Nah.. As it is the 3rd Expansion only core NVN2 players going to buy it anyway (inc me).
Dhruin
December 12th, 2008, 02:54
Third? I think you got one more expansion than everyone else. ;)
Benedict
December 12th, 2008, 11:18
I'm enjoying the game too, more than I'd expect for something as simple and old-skool as this one. The one thing that I consider nearly unexcusable is the load times -- this is fundamentally simple gameplay made for fast-paced gaming, and the way it's made up, I seem to spend more time staring at the progress bar than actually playing the game.
Agreed, shocking how long it takes the overland map encounters to load up, it does incline me not to bother.
Although if it didn't I'd probably hit the level cap in about the first two hours of play, run out, charge into every encounter tossing fireballs around, rest, repeat, a disproportionately high amount of experience for what would be very quick fights without the loading times.
crpgnut
December 12th, 2008, 14:58
Once you're a few levels above a particular encounter level, you get almost no experience for the fight. Something like 3 xp for a kill and 30 xp for the whole encounter. It'll take a LONG time to level against those foes :D
Maylander
December 12th, 2008, 15:43
Indeed! After level 10 or so, I usually just avoid random encounters. Doing 30-40 random encounters per level would turn SoZ into an MMO experience.
doctor_kaz
December 12th, 2008, 19:27
I've seen a few reviews on this now and there's one thing that all the negative ones seem to have in common - they all seem to have set up their parties without a decent ranger / survivalist type character.
How many characters can you have in your party? If it's only four, then I can't blame somebody for sticking with the tank-healer-wizard-rogue formula and not choosing one of the more specialized characters who are comparatively gimped in those roles.
kalniel
December 12th, 2008, 19:29
How many characters can you have in your party?
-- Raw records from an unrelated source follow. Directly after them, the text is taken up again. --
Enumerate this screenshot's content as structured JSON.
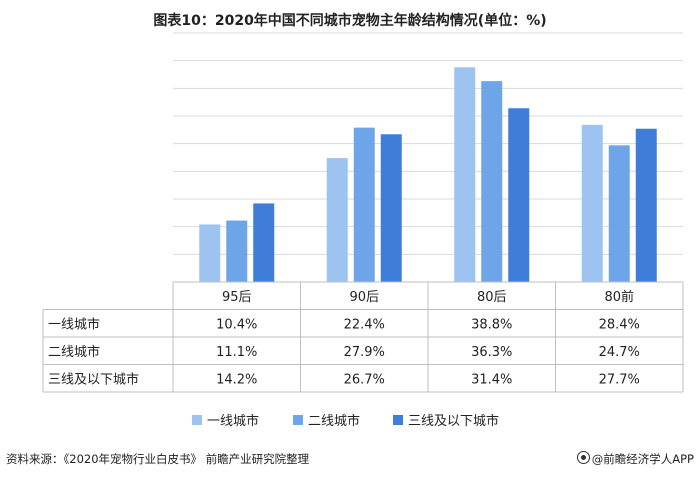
{
  "title": "图表10：2020年中国不同城市宠物主年龄结构情况(单位：%)",
  "source": "资料来源：《2020年宠物行业白皮书》 前瞻产业研究院整理",
  "brand": "@前瞻经济学人APP",
  "colors": {
    "tier1": "#9dc3f0",
    "tier2": "#6ea4e8",
    "tier3": "#3e7ed8",
    "grid": "#d9d9d9"
  },
  "chart_data": {
    "type": "bar",
    "categories": [
      "95后",
      "90后",
      "80后",
      "80前"
    ],
    "series": [
      {
        "name": "一线城市",
        "values": [
          10.4,
          22.4,
          38.8,
          28.4
        ],
        "labels": [
          "10.4%",
          "22.4%",
          "38.8%",
          "28.4%"
        ]
      },
      {
        "name": "二线城市",
        "values": [
          11.1,
          27.9,
          36.3,
          24.7
        ],
        "labels": [
          "11.1%",
          "27.9%",
          "36.3%",
          "24.7%"
        ]
      },
      {
        "name": "三线及以下城市",
        "values": [
          14.2,
          26.7,
          31.4,
          27.7
        ],
        "labels": [
          "14.2%",
          "26.7%",
          "31.4%",
          "27.7%"
        ]
      }
    ],
    "ylim": [
      0,
      45
    ],
    "grid": true,
    "legend_position": "bottom",
    "data_table": true
  }
}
If it's only four, then I can't blame somebody for sticking with the tank-healer-wizard-rogue formula and not choosing one of the more specialized characters who are comparatively gimped in those roles.
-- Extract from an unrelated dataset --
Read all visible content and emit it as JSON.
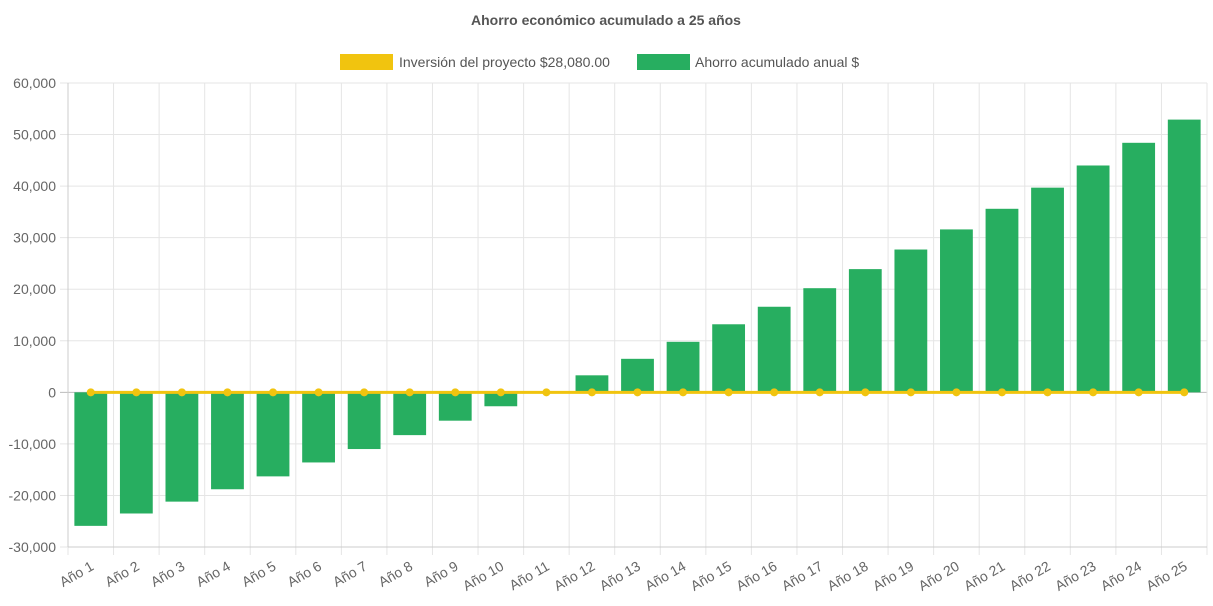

Then why are they complaining? - if they use a rogue they should have no problem with overland map encounters.
Prime Junta
December 12th, 2008, 20:12
Unless they just click through the tutorial and don't read the manual, and end up having their 6-for-brains fighter or nerdy wizard as the party leader.
Prime Junta
December 12th, 2008, 22:41
Spoil me: where's the Fated Winds quartermaster? I joined, and the bearded dude keeps telling me to see him about some cool equipment, but I can't find him anywhere.
Starwars
December 12th, 2008, 23:56
As far as I know, all the goods from the quartermaster (as well as from the towns where you set up trading posts) enter Jacobys inventory, so try looking there.
Avantenor
December 13th, 2008, 02:10
Who the hell is the quartermaster? We couldn't find out, we thought Jacoby is the quartermaster.
Starwars
December 13th, 2008, 12:26
The quartermaster himself is just a NPC who gets stationed for flavour near the entrance to Crossroad Keep when you join a merchant cartel. All goods are made available through Jacoby.
Prime Junta
December 13th, 2008, 13:03
Thanks, folks. I thought he'd be someone in Neverwinter; never thought of looking for him in Crossroad Keep.